Суэтин выпятил нижнюю губу и поджал ею верхнюю, изобразив высшую степень одобрения.
– О! – сказал он.
– Мощный наш хор?
Суэтин развел руками:
– Я опухаю! Видишь? – он надул щеки и выпятил живот. – Пошли к реке. Скажи-ка, Настя, давно хочу спросить тебя, уж лет двадцать, – засмеялся он, – почему ты поешь в хоре?

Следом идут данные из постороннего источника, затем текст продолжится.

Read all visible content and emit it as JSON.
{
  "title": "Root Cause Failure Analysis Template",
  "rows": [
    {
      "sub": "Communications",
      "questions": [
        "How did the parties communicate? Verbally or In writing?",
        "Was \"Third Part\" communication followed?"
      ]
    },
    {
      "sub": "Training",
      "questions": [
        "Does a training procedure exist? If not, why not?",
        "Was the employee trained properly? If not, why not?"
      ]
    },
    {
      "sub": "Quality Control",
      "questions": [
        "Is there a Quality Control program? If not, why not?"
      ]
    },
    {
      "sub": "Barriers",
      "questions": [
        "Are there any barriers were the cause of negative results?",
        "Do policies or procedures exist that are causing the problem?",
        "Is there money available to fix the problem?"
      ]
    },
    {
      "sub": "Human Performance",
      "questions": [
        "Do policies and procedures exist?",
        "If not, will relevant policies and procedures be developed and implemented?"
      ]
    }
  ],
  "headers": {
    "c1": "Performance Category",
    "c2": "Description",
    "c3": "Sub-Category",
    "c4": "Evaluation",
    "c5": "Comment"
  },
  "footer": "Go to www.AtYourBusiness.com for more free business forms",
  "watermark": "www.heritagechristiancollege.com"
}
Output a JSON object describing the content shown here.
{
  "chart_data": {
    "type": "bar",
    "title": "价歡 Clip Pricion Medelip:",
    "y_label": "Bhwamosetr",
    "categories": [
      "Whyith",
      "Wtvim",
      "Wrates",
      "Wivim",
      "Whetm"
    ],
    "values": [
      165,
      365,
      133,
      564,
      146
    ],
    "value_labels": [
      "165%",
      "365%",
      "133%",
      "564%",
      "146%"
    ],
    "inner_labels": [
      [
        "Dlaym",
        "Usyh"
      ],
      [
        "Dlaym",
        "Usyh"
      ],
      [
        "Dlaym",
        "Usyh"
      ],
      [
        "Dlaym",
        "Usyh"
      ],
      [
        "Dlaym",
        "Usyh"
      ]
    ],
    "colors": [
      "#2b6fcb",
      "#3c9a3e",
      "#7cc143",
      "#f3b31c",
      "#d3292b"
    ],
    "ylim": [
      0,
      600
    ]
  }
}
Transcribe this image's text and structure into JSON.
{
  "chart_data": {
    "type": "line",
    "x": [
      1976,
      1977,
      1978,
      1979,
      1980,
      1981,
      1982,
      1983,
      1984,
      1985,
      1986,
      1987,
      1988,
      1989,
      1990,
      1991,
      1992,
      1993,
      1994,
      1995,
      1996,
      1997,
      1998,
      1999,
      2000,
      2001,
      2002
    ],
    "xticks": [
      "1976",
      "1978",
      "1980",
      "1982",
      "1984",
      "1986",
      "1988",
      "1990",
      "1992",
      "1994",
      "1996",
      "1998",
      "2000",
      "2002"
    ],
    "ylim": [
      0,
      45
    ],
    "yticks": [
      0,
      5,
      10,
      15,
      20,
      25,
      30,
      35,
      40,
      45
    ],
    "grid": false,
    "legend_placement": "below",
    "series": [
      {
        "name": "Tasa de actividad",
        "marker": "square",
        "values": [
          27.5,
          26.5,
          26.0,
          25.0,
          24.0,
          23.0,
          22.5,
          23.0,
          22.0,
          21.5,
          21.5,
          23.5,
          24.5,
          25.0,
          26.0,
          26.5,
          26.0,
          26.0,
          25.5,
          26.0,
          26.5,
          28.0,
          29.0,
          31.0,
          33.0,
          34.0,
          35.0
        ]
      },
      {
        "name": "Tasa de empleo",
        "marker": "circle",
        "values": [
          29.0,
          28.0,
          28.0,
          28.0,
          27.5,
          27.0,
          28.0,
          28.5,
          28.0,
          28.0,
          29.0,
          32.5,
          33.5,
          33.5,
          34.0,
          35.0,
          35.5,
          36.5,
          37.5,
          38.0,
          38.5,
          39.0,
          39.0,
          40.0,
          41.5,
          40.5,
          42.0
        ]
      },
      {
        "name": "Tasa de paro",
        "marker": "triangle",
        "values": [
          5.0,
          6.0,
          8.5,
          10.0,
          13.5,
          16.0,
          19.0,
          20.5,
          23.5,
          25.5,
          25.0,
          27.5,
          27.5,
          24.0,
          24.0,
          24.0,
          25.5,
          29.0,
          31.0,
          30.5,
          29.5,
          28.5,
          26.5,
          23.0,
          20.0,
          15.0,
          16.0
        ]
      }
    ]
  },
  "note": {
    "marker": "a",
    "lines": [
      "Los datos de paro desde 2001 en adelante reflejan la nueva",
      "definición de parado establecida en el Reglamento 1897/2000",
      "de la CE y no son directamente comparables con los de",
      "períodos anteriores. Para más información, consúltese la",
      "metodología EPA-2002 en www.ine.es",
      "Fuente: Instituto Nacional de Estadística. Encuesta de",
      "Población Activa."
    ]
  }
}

– Если бы я знала, почему? Хотя: если бы знала – не пела бы.
– А я все думаю: смог бы я работать, повернувшись к людям задом, как дирижер? И вот сегодня я нашел аналог работе дирижера. Помнишь Гулливера, как он тащит за ниточки канатов корабли к поджидающим его на берегу лилипутам? Вот так и дирижер тащит за ниточки звуков весь оркестр.
– К лилипутам?
– Это не я сказал. Как тебе: «Щупленький дирижер из глыбы воздуха высек Вагнера в полный рост»?
– Ну и что?
– Ничего. Леша написал. Он, похоже, нащупал верный путь. Удивительно, мы с ним иногда понимаем друг друга без слов. Или с нескольких, что еще труднее.
Они стояли на пустынной набережной. Настя смотрела, как в воде отражаются огни фонарей: казалось, в воду уходит огромный черный храм с белыми колоннами.
– А я было подумал: у тебя стадный инстинкт, – Евгений вернулся к прежней теме.
– Пошли домой.
– Насть, извини, – он обнял ее за плечи. Настя толкнула Евгения, и тот, нелепо взмахнув руками, свалился в воду. Несколько колонн разрушилось, но храм уцелел. «Это хорошо», – подумала Настя и расхохоталась:
– Давай руку! Извиняю!
Суэтин был как мокрая курица.
– Ну, мать! Это почище твоего хора будет!
– Пойдем домой, тачку лови.
– Да какая тачка? С меня течет, как из трубы… Настя, давно хотел спросить: как у тебя с Гремибасовым дела?
– Прекрасно. Можно сказать, любимая хористка. Только он помер десять лет назад. Забыл, что ли? Кстати, незадолго до кончины посетовал, что у меня с Горой тогда ничего не получилось. Я ему: не я первая, не я последняя. А он мне…
– Что?
– Ты, мол, Настя была не первая, но стала последняя.
– Как это? – Суэтин остановился.
– Я тоже спросила. «Так, – отвечает. – Он теперь зарок дал: на женщин не смотреть, с женщинами не связываться, о женщинах даже не думать. Жаль, – говорит. А потом подумал и добавил: – А может, и правильно сделал. С вами, бабами, только свяжись, ничего в жизни не добьешься». Я засмеялась – добьешься зато баб. «Ну, разве что…» – ответил он. И больше со мной на эту тему не заговаривал. Помер.
– Ивана не видела? – Суэтина подмывало добить тему до конца.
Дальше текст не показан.